The situation today is much more disconcerting. Although the chances of a global nuclear holocaust are minimal, the chances for a region nuclear encounter are growing every day. Why? The two countries that have, or will have nukes in the near term, are not to be trusted. Of course, I refer to Iran and North Korea.
Some pundits insist that the crazed leaders of the aforementioned countries know that they will be obliterated if they employ their nuclear weapons, so they will never do so (similar to the Soviet standoff with the U.S.). However, radical Islamic insanity may supersede good judgment and drive the ayatollahs in Iran to do something crazy.
Similarly, the ultimate leader of North Korea, a thirty-something year old megalomaniac might feel slighted one morning by actions taken by South Korea, Japan or even China. In response, he may launch nuclear missiles at one of his neighbors.
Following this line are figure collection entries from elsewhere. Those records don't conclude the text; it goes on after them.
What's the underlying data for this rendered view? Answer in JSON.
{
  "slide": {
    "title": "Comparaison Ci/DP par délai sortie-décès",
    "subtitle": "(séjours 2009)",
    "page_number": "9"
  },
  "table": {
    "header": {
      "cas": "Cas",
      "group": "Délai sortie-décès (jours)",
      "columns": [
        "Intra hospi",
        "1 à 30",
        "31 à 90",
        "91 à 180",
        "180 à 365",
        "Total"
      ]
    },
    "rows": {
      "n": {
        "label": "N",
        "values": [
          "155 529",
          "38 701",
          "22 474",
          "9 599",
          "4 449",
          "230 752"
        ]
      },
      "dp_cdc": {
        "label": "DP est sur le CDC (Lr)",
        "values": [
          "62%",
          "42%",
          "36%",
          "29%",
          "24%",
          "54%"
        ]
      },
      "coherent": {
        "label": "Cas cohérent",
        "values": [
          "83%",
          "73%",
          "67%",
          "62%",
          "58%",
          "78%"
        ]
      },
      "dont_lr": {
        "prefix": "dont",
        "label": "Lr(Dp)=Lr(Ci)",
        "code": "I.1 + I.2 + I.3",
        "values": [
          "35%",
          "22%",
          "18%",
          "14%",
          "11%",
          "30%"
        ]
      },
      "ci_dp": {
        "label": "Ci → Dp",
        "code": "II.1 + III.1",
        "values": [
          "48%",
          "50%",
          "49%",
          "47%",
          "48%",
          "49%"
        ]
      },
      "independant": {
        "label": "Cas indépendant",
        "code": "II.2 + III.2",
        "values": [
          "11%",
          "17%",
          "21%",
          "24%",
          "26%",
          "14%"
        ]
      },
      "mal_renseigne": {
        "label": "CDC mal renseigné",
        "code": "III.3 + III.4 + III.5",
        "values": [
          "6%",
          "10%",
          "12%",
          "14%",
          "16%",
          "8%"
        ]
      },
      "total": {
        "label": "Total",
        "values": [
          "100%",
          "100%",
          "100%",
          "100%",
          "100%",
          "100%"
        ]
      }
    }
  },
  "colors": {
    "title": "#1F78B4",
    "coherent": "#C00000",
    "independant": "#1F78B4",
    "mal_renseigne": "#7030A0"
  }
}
Can anyone think of two worse countries to possess strategic weapons? Our president decided that stalling, not preventing, Iran for perhaps ten years from developing a nuclear weapon was a good idea . Keep in mind, the Iranians are notorious cheaters and are likely to continue prohibited activities, so they might have a bomb sooner. In the meantime, Iran denounces America on a regular basis, says we are not dealing with them honestly and continues to destabilize Sunni regimes throughout the Middle East. The radical religious perspectives of the Iranian leadership are not easily predicted, no matter what anyone says.
Many Americans believe the U.S. should walk away from the Iran deal and increase sanctions; this will surely happen if a Republican wins the White House in November. The best non-military tactic would be to bankrupt Iran and destroy it economically. This would delay the production of a nuclear device, decrease the amount of resources it might use for its insurgent activities and possibly result in a revolution and a regime change. Currently, the Obama administration plans to decrease sanctions and return $100 billion absconded from Iran.
Another issue that no one seems to be focusing on is that Iran and the Shiite sect are a small part of the Islam universe; Shiites account for 10% of all Muslims; Shiites and Sunnis have been fighting with each other for more than a century. Shiites total 150-200 million; 66 million are located in Iran. It is likely that the Sunnis will overwhelm Shiites in the long-term, if all other things remain equal. The game changer for Iran is a nuclear weapon. This capability will tilt the balance of power to the Shiite minority.
North Korea is an example of horrible foreign policy by the U.S. and China. The Clinton administration attempted to make peace with North Korea; how did that work out? It was a fruitless effort. Kim Jong-un and his predecessors (dad and grand dad) have blatantly violated mandates to halt the country’s nuclear program. Kim has tested nuclear devices along with long-range missiles, all without any meaningful response from the global community. The U.S. has objected, the U.N. has no influence and China mysteriously allows their next-door neighbor to create more tension.
Frankly, the only non-military chance for a cessation of North Korea’s nuclear program lies with the China. The latter has total economic power over the former. It is inconceivable that Xi Jimping has allowed Kim to create such a stir. Rumor has it that Xi is particularly upset with Kim’s recent escapades including testing a (so-called) hydrogen bomb near the Chinese border and shooting missiles into the ocean.
It’s time the civilized global community put a stop to nuclear proliferation by irresponsible regimes. The world is in grave danger with such powerful weapons in the hands of volatile leaders.